Au Liban, « mission (presque) impossible » pour Jean-Yves Le Drian
Pour son premier déplacement, l’envoyé personnel d’Emmanuel Macron a rencontré les principaux dirigeants. Le pays est géré par un gouvernement démissionnaire et n’a toujours pas de président.
« À Beyrouth, Le Drian face à une mission (presque) impossible », titre le quotidien indépendant L’Orient-Le Jour. « Pas de grands espoirs fondés sur la visite de Le Drian », écrit pour sa part le quotidien Al-Akhbar, proche du Hezbollah.
Le décor est planté de la visite de l’envoyé spécial du président français Emmanuel Macron pour le Liban, Jean-Yves Le Drian, qui depuis le 21 juin, rencontre les principaux dirigeants libanais pour tenter de les convaincre de surmonter leurs divergences et ouvrir la voie à l’élection d’un chef de l’État.
En plein effondrement économique, le Liban est sans président depuis près de huit mois et dirigé par un gouvernement démissionnaire aux pouvoirs réduits.
« C’est une mission de concertation, une mission d’écoute (…) pour faire en sorte que ce pays sorte de l’impasse politique », a déclaré l’émissaire français. Il a assuré qu’il venait « mener des consultations nécessaires avec tous les acteurs pour sortir immédiatement du blocage politique ».

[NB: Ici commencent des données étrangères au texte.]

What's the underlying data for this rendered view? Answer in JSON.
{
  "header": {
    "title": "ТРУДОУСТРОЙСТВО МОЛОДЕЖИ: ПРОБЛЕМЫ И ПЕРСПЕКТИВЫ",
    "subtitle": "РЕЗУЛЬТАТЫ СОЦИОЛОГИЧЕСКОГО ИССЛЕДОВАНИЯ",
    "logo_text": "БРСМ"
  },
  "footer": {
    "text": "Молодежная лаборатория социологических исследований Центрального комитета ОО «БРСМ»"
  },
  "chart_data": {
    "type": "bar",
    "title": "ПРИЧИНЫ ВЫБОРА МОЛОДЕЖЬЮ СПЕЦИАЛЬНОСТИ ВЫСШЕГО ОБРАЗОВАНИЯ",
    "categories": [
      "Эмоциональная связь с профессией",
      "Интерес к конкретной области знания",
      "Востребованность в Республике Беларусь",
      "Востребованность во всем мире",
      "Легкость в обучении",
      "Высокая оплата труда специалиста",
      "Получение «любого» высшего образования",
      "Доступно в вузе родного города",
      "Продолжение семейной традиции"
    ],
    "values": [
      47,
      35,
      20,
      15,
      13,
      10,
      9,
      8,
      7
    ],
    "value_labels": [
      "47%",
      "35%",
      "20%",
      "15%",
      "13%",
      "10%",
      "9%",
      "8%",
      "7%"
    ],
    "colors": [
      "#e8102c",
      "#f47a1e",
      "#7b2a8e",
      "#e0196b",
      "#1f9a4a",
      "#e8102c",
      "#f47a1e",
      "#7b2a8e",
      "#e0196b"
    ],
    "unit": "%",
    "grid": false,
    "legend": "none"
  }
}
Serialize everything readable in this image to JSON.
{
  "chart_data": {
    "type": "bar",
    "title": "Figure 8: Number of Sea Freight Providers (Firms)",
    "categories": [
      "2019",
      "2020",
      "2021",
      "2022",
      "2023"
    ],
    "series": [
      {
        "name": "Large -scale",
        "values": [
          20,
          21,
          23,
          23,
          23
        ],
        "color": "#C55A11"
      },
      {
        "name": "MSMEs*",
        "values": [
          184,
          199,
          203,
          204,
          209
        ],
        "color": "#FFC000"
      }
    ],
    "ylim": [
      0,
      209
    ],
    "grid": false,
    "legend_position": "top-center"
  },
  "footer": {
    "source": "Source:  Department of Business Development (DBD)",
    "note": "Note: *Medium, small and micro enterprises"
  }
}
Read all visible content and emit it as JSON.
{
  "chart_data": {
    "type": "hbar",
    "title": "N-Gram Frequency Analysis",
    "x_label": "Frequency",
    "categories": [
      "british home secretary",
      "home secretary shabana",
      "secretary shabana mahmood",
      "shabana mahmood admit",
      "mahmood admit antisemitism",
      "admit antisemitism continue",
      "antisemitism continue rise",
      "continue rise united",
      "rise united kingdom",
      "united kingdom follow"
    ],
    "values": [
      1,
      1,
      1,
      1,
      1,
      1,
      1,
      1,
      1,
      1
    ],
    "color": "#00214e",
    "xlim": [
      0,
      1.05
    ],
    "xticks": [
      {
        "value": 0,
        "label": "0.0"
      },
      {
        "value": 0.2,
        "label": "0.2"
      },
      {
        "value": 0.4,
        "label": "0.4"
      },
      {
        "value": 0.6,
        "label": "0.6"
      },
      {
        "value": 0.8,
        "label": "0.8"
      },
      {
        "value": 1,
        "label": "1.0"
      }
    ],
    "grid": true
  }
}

Depuis la fin le 31 octobre du mandant de Michel Aoun, le puissant Hezbollah pro-iranien et ses adversaires tentent chacun d’imposer un candidat à sa succession. Mais aucun des deux camps ne dispose d’une claire majorité au Parlement, qui s’est déjà réuni à douze reprises sans parvenir à élire un chef de l’État.
« Je ne viens porteur d’aucune option. Je veux écouter tout le monde », a assuré Le Drian, martelant que « la solution vient d’abord des Libanais ».
Le Hezbollah incontournable
L’émissaire français a rencontré le Premier ministre Najib Mikati avant de se rendre auprès du patriarche maronite Béchara Raï, chef spirituel de la communauté chrétienne la plus influente, dont doit être issu le président de la République conformément au partage communautaire du pouvoir.
Dès son arrivée le 21 juin, Jean-Yves Le Drian s’est entretenu avec le président du Parlement Nabih Berri, allié du Hezbollah et figure incontournable de la vie politique libanaise. « Le plus important est de commencer un processus de négociation », estime l’analyste Michael Young, du centre Carnegie pour le Moyen-Orient, selon lequel « la mission de Le Drian pourrait être de mettre en marche un mécanisme » pour une négociation.
Depuis 2020, la France, ancienne puissance mandataire, s’est impliquée sans succès dans la recherche d’une solution au Liban. « Ce n’est pas Le Drian qui va changer un système politique sclérosé, des politiques corrompus qui ne voient que leurs intérêts propres », estime une source familière du dossier à Paris. Il n’y a pas de solution possible « tant qu’il n’y a pas de pression sur le Hezbollah ».
« Suicide collectif »
L’ancien ministre français des Affaires étrangères n’a pas mâché ses mots à l’adresse de la classe politique libanaise, restée solidement en place malgré un soulèvement populaire à l’automne 2019 qui n’avait pas abouti. Lors d’une visite en mai 2021 au Liban, il avait accusé les responsables politiques d’organiser un « suicide collectif ». Quelques mois plus tôt, il avait comparé le Liban au naufrage du « Titanic, sans l’orchestre ».
Le Liban a été au centre des discussions le 15 juin à l’Élysée entre Emmanuel Macron et le prince héritier saoudien Mohammed ben Salmane, qui on appelé « à mettre rapidement un terme à la vacance politique ».
Pour Michael Young, la solution doit se jouer notamment au niveau des pays de la région. Elle pourrait porter sur une proposition qui comprendrait non seulement l’élection d’un président, mais aussi la nomination « d’un Premier ministre, d’un gouverneur de la Banque centrale et d’un commandant en chef de l’armée ».